When playing a game, we assume that:
\begin{itemize}
  \item the probability that the player chooses world A is equal to $\frac{2}{5}$;
  \item if the player chooses world A, the probability that they win the game is $\frac{7}{10}$;
  \item the probability that the player wins the game is $\frac{12}{25}$.
\end{itemize}
We consider the following events:
\begin{itemize}
  \item A: ``The player chooses world A'';
  \item B: ``The player chooses world B'';
  \item G: ``The player wins the game''.
\end{itemize}

This exercise is a multiple choice questionnaire (5 questions). For each question, only one of the four proposed answers is correct.

\begin{enumerate}
  \item The probability that the player chooses world A and wins the game is equal to:\\
a. $\frac{7}{10}$\\
b. $\frac{3}{25}$\\
c. $\frac{7}{25}$\\
d. $\frac{24}{125}$
  \item The probability $P_{B}(G)$ of event $G$ given that $B$ is realized is equal to:\\
a. $\frac{1}{5}$\\
b. $\frac{1}{3}$\\
c. $\frac{7}{15}$\\
d. $\frac{5}{12}$
\end{enumerate}

In the rest of the exercise, a player plays 10 successive games. This situation is treated as a random draw with replacement. We recall that the probability of winning a game is $\frac{12}{25}$.

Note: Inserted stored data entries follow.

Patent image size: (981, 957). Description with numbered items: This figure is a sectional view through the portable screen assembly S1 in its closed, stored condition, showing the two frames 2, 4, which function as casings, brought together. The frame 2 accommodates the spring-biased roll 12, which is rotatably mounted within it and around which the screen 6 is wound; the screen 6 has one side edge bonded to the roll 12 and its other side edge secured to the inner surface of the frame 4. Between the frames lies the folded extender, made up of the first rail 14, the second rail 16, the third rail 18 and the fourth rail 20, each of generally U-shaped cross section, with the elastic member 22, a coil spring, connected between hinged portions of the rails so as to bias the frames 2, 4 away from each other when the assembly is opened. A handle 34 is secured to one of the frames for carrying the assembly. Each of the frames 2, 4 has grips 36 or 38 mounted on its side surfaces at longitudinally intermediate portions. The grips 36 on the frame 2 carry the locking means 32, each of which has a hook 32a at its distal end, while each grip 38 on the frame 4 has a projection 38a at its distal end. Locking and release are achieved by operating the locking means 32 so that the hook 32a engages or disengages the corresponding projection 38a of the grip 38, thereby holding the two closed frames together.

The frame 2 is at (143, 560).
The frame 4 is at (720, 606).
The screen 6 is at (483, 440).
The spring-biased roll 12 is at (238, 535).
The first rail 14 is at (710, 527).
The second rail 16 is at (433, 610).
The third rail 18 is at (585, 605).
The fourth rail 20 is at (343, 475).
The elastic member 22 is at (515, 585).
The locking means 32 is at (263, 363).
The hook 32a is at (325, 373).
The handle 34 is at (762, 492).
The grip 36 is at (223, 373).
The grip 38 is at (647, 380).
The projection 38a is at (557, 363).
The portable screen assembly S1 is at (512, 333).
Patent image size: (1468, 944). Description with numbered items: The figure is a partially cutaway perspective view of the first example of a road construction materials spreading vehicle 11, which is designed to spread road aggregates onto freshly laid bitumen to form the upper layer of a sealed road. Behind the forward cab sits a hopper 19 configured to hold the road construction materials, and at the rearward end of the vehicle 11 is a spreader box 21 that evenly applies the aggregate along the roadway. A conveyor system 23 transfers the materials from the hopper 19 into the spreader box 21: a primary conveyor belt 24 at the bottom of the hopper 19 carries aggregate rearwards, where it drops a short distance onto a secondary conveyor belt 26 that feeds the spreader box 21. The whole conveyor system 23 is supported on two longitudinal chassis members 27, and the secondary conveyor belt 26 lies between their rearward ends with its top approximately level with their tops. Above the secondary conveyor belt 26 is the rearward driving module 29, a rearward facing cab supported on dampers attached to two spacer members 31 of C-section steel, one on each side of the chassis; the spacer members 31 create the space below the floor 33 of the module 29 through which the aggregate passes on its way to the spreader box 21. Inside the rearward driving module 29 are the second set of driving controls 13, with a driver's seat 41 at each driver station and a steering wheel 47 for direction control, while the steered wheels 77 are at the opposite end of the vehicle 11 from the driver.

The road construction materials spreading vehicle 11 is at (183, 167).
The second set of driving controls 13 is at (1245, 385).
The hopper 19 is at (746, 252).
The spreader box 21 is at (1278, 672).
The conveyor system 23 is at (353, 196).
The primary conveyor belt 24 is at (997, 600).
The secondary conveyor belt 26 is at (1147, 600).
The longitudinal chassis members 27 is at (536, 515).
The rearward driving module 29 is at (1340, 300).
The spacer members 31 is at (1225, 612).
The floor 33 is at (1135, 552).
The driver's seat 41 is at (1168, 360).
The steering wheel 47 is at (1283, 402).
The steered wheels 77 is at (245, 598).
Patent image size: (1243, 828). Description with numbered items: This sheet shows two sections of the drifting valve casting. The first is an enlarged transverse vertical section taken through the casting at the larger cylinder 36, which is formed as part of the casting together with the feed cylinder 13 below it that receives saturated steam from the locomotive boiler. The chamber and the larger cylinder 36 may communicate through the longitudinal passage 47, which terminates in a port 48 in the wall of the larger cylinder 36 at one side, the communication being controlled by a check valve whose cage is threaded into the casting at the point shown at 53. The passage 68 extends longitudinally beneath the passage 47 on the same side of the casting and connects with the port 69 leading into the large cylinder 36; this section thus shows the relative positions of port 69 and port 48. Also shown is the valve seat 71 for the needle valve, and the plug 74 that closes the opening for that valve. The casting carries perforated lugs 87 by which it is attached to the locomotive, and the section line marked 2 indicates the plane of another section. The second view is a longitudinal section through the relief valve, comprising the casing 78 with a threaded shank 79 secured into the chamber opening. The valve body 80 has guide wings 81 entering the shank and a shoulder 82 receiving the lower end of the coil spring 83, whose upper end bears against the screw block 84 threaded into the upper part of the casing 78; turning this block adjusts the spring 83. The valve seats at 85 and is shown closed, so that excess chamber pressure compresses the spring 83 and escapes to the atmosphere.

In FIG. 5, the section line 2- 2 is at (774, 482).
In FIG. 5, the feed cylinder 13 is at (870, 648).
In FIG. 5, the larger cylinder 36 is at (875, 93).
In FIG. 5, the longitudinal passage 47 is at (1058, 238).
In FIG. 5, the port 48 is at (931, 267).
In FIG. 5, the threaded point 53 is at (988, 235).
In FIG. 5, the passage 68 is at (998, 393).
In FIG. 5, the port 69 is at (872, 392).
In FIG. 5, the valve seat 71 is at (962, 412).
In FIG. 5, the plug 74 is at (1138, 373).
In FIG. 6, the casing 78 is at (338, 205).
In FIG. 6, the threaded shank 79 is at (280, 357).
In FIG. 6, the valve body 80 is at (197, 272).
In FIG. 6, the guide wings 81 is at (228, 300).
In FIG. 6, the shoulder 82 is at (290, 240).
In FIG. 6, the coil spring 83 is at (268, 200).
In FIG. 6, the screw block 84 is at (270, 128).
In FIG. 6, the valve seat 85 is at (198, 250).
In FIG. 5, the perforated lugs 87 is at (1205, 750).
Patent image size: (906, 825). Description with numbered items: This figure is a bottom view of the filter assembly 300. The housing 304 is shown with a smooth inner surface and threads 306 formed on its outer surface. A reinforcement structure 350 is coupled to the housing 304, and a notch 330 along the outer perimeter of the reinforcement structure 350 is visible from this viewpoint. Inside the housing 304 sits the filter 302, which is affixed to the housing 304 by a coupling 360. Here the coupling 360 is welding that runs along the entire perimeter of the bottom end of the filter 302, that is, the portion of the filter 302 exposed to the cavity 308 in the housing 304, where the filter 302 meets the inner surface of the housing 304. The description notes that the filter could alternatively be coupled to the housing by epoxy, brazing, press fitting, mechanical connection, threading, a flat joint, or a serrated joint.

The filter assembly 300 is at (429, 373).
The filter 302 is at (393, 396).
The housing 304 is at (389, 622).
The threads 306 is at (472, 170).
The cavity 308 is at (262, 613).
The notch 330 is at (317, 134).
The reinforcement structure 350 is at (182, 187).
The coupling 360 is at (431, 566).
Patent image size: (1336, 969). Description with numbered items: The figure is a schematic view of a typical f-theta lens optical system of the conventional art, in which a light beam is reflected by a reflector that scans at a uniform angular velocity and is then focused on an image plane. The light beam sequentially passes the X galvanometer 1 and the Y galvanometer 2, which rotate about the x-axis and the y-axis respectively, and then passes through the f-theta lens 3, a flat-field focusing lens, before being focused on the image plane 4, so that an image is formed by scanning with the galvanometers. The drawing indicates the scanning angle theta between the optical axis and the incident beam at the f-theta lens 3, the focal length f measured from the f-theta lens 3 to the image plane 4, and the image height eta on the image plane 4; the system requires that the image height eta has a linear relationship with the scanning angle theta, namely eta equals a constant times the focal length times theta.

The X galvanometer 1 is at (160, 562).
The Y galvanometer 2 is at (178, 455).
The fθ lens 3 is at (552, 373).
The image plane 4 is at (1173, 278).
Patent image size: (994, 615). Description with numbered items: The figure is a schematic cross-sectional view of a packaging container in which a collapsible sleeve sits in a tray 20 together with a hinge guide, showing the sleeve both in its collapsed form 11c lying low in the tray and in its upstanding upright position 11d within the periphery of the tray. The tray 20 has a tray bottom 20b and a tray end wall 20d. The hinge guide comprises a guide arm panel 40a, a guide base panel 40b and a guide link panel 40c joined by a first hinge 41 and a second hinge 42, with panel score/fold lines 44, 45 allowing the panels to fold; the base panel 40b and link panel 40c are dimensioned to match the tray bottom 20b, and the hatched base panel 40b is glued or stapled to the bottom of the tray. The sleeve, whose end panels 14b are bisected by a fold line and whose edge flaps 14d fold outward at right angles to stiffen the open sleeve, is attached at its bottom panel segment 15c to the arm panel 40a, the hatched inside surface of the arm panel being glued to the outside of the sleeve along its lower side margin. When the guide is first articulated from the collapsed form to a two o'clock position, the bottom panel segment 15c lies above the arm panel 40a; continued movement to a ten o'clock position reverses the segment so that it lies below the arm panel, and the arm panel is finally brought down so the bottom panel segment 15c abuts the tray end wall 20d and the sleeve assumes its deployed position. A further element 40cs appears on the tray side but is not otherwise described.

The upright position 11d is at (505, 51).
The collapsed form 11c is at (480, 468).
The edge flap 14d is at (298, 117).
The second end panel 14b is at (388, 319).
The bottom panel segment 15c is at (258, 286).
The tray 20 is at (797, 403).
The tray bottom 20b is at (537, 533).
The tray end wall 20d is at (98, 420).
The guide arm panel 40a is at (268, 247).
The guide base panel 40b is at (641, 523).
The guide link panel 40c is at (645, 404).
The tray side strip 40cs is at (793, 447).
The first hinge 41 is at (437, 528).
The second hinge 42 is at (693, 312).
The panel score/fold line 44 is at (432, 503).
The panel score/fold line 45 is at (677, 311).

3. The probability, rounded to the nearest thousandth, that the player wins exactly 6 games is equal to:\\
a. 0.859\\
b. 0.671\\
c. 0.188\\
d. 0.187

4. We consider a natural number $n$ for which the probability, rounded to the nearest thousandth, that the player wins at most $n$ games is 0.207. Then:\\
a. $n = 2$\\
b. $n = 3$\\
c. $n = 4$\\
d. $n = 5$

5. The probability that the player wins at least one game is equal to:\\
a. $1 - \left(\frac{12}{25}\right)^{10}$\\
b. $\left(\frac{13}{25}\right)^{10}$\\
c. $\left(\frac{12}{25}\right)^{10}$\\
d. $1 - \left(\frac{13}{25}\right)^{10}$